By STEFANIE CLOUTIER
The Massachusetts State House is a short drive from Watertown but a world away from Perkins, as two Secondary Program students discovered during a recent trip to Beacon Hill.
Sara, 17, and Kym, 19, represented Perkins School for the Blind at Student Government Day, an annual spring event that gives hundreds of high schoolers from around the commonwealth a better understanding of how state government works. Perkins students have participated in the annual event for the last three years.
"It was great for them to see government in action," said teacher Jeff Migliozzi, who advises Perkins' student council members including Sara and Kym. "Seeing the State House and what people do there helped them understand that leadership is about making real change and affecting people's lives."
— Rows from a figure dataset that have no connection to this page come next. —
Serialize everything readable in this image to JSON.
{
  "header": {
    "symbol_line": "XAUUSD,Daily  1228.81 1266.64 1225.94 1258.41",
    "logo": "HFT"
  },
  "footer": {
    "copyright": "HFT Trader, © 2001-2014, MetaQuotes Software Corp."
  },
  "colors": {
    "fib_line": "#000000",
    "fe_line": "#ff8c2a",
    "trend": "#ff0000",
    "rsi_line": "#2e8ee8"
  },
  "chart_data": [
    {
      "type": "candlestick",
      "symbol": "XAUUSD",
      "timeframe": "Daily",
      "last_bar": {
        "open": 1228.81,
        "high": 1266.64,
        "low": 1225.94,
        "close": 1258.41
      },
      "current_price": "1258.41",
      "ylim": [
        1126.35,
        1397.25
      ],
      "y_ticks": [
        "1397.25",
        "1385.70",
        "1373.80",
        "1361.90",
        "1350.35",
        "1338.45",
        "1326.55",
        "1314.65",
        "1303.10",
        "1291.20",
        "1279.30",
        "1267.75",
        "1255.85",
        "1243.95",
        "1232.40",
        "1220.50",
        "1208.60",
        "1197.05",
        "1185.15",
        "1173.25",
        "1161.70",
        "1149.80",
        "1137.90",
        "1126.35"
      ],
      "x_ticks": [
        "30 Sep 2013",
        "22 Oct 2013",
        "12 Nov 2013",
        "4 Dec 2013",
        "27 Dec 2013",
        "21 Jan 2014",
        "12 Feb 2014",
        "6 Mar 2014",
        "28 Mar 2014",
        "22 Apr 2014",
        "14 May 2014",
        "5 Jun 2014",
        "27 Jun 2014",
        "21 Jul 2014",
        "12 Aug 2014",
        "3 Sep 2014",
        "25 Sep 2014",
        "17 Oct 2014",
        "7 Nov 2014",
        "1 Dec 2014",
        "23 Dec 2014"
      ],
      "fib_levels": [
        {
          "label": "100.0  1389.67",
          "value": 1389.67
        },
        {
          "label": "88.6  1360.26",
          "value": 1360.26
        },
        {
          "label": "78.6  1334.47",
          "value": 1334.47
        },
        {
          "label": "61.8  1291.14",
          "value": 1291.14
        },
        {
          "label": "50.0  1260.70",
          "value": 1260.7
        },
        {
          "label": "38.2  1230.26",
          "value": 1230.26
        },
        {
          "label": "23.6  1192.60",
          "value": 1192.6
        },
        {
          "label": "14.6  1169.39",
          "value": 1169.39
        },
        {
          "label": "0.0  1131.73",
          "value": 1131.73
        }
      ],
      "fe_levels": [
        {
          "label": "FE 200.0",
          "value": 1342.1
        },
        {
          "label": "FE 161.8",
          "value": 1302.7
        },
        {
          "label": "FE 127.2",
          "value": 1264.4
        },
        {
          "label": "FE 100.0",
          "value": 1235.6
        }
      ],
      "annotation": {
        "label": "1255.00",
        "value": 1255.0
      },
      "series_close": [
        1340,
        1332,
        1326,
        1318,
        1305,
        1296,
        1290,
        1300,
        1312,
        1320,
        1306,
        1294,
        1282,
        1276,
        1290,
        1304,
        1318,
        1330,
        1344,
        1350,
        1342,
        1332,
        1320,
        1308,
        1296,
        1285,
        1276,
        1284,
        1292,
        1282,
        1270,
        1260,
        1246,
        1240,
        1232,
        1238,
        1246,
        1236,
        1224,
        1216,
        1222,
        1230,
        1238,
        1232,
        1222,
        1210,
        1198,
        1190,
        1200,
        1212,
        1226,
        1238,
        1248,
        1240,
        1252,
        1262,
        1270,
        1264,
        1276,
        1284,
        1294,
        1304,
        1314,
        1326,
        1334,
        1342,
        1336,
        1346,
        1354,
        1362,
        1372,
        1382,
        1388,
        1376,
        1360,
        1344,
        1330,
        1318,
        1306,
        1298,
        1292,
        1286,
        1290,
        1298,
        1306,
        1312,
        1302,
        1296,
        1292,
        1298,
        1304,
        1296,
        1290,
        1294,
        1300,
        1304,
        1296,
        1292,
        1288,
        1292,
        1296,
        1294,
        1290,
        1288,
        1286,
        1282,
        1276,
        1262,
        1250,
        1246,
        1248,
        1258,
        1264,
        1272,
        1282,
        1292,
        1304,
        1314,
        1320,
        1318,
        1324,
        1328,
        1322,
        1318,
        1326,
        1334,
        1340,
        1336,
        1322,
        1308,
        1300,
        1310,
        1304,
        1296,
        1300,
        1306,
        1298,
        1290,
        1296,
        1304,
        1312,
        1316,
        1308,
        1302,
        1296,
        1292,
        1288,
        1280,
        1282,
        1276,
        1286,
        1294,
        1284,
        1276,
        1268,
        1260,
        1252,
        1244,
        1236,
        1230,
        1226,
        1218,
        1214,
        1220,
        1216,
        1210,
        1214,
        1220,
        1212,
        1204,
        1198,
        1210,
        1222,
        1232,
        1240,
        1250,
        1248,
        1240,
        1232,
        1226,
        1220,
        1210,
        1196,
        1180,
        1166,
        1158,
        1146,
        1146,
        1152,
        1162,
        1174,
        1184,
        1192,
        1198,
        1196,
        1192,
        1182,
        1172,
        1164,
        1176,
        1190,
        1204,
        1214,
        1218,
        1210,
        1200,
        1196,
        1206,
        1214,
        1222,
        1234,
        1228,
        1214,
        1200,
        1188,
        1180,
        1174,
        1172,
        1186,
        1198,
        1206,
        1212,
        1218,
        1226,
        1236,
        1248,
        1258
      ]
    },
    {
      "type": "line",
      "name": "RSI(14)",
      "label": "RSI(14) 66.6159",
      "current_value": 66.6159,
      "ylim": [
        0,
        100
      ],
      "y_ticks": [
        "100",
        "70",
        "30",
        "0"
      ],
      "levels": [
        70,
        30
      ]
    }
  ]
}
Students began the day by gathering in a large public hearing room, where state leaders welcomed them and urged them to be active in the political process. Secretary of Education Matt Malone encouraged teens to "run for school committee, run for Senate, run for office." Secretary of the Commonwealth William Galvin said, "You are our future; these seats will be yours."
The students then shared their opinions about two bills being considered by the legislature: a Senate bill requiring more physical education in schools, and a House bill prohibiting the use of cell phones while driving. Students took turns at the microphone, making arguments for and against the proposed legislation.
After that, the group moved to the historic House of Representatives Chamber to hear from legislators, including the senate majority leader and speaker of the house. Kym and Sara also joined a smaller group in the Senate Reading Room, where they met with representatives from the offices of the governor, attorney general, auditor and treasurer. "Sitting in a room and having (political leaders) talk to you directly, you get a chance to hear them as people and not just speeches," said Migliozzi.
As they headed back to Perkins, the students discussed their favorite part of the day. "I liked talking about the bills," Sara said. Kym, who has a passion for politics, said, "I wanted to learn how to become active. I liked all of it!"